Every morning is a bit different in my house, but a few things remain the same. My son only hears Chinese in the mornings and afternoons at school. Then, in the evenings his brain is tickled with Arabic from his babysitter. Whether you’re teaching your child a second or third language yourself or by way of a language tutor or babysitter, then your child has a slightly different take on the world than most.
If you’re raising a bilingual kid, then you’ve likely heard these statements from your budding linguist.
“What language will I learn today?”
The first time my son asked me this question I was speechless. For some odd reason I thought he was too little to really know that I spoke a different language, his teacher spoke another one, and even still his babysitter spoke a third. But, even at three years old, he was well aware that there was a big difference. Now, he asks everyday, including weekends what language he will learn or hear. To my surprise, on the weekends when he usually hears only English, he seems a bit disappointed. So, in true language madness fashion, I added in some fun Arabic tutoring in the weekend mix.
“What language do you speak?”
For multilingual kids, they often have to transition between languages throughout the day depending on who they are with or around. When my son is at school, he knows he has to work his Chinese magic. And, at home, he knows I only speak English. But, for him, it is a bit tricky when it comes to meeting new people. At his last doctor’s appointment, he made a point to ask the doctor what language he spoke, just to know what language to expect to hear and what to respond back with. The doctor, of course, looked a bit puzzled by his question, but for my son it was critical information to know.

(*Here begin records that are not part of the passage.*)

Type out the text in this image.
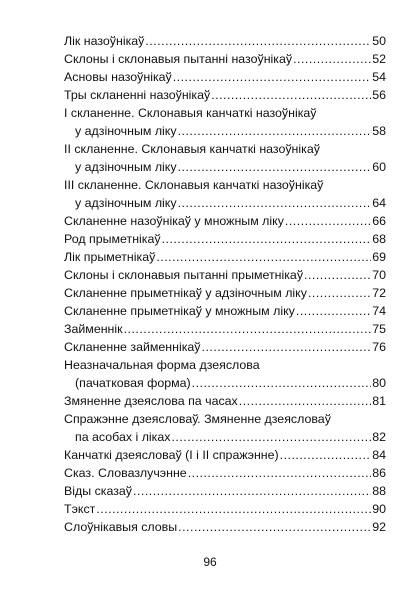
Лік назоўнікаў .....	50
Склоны і склонавыя пытанні назоўнікаў .....	52
Асновы назоўнікаў .....	54
Тры скланенні назоўнікаў .....	56
І скланенне. Склонавыя канчаткі назоўнікаў
у адзіночным ліку .....	58
ІІ скланенне. Склонавыя канчаткі назоўнікаў
у адзіночным ліку .....	60
ІІІ скланенне. Склонавыя канчаткі назоўнікаў
у адзіночным ліку .....	64
Скланенне назоўнікаў у множным ліку .....	66
Род прыметнікаў .....	68
Лік прыметнікаў .....	69
Склоны і склонавыя пытанні прыметнікаў .....	70
Скланенне прыметнікаў у адзіночным ліку .....	72
Скланенне прыметнікаў у множным ліку .....	74
Займеннік .....	75
Скланенне займеннікаў .....	76
Неазначальная форма дзеяслова
(пачатковая форма) .....	80
Змяненне дзеяслова па часах .....	81
Спражэнне дзеясловаў. Змяненне дзеясловаў
па асобах і ліках .....	82
Канчаткі дзеясловаў (І і ІІ спражэнне) .....	84
Сказ. Словазлучэнне .....	86
Віды сказаў .....	88
Тэкст .....	90
Слоўнікавыя словы .....	92
96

“…..what language was that in?”
I find myself saying this more and more nowadays. When my son is excited he may blurt out something in Chinese or if I ask him a question he may respond in Arabic. Other times I overhear him singing a song or playing with his toys and the flow of words I hear don’t sound like English. I’ve grown accustom to it, but when family members visit, they always comment, “What is he saying?” To which I respond, ask him what language it is because I’m not too sure!
“Can you say that in English please?”
Last week my son met with a math tutor (believe it or not, it was his request!) to go over simple counting and strengthen his pre-math skills. Her first question was simple, “How many cars you have?” As she pointed to the cars, he quickly counted them and proudly said “Wǔ”. She paused and he did too. He reflected a moment and adjusted his response for her to better understand (so he thought) and repeated, “khamsa”. Now, she was completely overwhelmed! So, I stepped in and said, “Cavanaugh, say it in English please.” It was like a light bulb went off in his head and he corrected himself and told her, “I have five cars.” She did ask him how many cars he had, but she didn’t specify what language he should respond in. Lucky for her she got a quick lesson in counting in Chinese and Arabic!
When you’re raising a bilingual child, everyday can be an adventure in language learning, especially if you don’t speak the target language. Lately, I have been keeping a running list of questions and funny things my son says just as a reminder of how to improve our communication with others going forward. Now, I know I need to prep him beforehand and let him know what language he may be hearing and what language he may be asked to respond in. It’s small things like these that my monolingual parents didn’t have to think about when I was growing up, but now as a monolingual mom raising a trilingual kid, I have to be fully aware of!